The area, which covers Alice, Hogsback, Adelaide, Fort Beaufort, and several other small towns, has an unemployment rate of 45.88%. The 30 SMMEs interviewed said the high crime rate in the municipality left them “in constant fear of not knowing when they will be victims of robbery as such they fear for their lives and fear losing their inventory which they would have bought in bulk”. The SMMEs said the high crime rate made it impossible to operate from their homes. But they also could not rent secure property because commercial rental costs were too high.
They proposed instead that the government should set up SMME business development hubs where they could rent safe and affordable business premises. The respondents said another problem was a lack of funding. The co-authors recommended that the government set up a special SMME fund to finance small businesses “because the big banks in South Africa are not keen to help SMMEs”. Another solution proposed was that the government should fund all small businesses for the first year that they operated.
The SMMEs interviewed also said they were so cash-strapped that they could not always afford data and the government must negotiate with the major cellular network providers to reduce data costs because, without it, they were unable to grow their businesses. They added that the Department of Small Business Development should not run generalised SMME training programmes without first assessing the needs of SMMEs in the Raymond Mhlaba area. These enterprises were more interested in training that would help them grow their businesses during tough times. “Some of the SMMEs were of the view that training for the sake of training is only wasting SMME’s time and does not add to them becoming effective,” the study found.
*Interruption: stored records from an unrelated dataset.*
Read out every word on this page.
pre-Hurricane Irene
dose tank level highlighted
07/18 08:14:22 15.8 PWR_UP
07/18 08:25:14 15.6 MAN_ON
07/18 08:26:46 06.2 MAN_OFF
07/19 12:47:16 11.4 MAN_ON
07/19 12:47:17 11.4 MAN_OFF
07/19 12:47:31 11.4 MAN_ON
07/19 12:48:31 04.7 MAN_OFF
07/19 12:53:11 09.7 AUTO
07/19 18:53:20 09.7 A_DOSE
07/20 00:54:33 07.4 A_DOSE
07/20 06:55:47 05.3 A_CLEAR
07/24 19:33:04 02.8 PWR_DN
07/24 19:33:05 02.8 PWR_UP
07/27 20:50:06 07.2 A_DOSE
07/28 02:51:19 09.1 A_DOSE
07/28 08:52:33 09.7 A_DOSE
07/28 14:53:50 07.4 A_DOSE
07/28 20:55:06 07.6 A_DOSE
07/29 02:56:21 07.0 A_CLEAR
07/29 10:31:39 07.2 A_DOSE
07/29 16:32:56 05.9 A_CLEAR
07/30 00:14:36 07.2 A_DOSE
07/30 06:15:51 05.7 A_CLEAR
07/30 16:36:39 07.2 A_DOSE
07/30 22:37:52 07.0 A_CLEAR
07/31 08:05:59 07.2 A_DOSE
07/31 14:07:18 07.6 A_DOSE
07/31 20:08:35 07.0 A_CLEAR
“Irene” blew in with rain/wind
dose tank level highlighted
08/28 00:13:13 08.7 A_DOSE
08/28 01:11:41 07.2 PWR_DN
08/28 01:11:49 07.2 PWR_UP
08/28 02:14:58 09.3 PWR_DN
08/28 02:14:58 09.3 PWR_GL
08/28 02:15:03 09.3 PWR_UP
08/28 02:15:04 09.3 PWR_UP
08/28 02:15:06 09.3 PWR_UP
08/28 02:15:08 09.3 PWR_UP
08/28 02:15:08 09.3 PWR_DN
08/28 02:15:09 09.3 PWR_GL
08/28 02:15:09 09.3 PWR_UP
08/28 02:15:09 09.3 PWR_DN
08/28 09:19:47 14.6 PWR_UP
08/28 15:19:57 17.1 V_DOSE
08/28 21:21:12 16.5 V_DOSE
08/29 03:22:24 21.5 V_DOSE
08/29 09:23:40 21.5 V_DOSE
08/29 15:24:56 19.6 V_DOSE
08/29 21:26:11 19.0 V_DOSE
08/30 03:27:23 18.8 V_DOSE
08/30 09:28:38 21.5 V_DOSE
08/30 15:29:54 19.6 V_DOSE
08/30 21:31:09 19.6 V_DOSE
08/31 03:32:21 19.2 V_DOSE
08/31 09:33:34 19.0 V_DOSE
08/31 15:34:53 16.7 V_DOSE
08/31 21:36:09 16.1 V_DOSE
The study also found that despite the National Development Plan 2030’s target for SMMEs to supply 90% of South Africa’s jobs, “the real reality is that 56% of jobs are provided by big businesses and government”. “This shows government policy focuses more on creating a conducive environment for large corporates leaving SMMEs vulnerable to competing with larger cooperates under the same rules/regulations,” Chenesai Rungani and Ward wrote.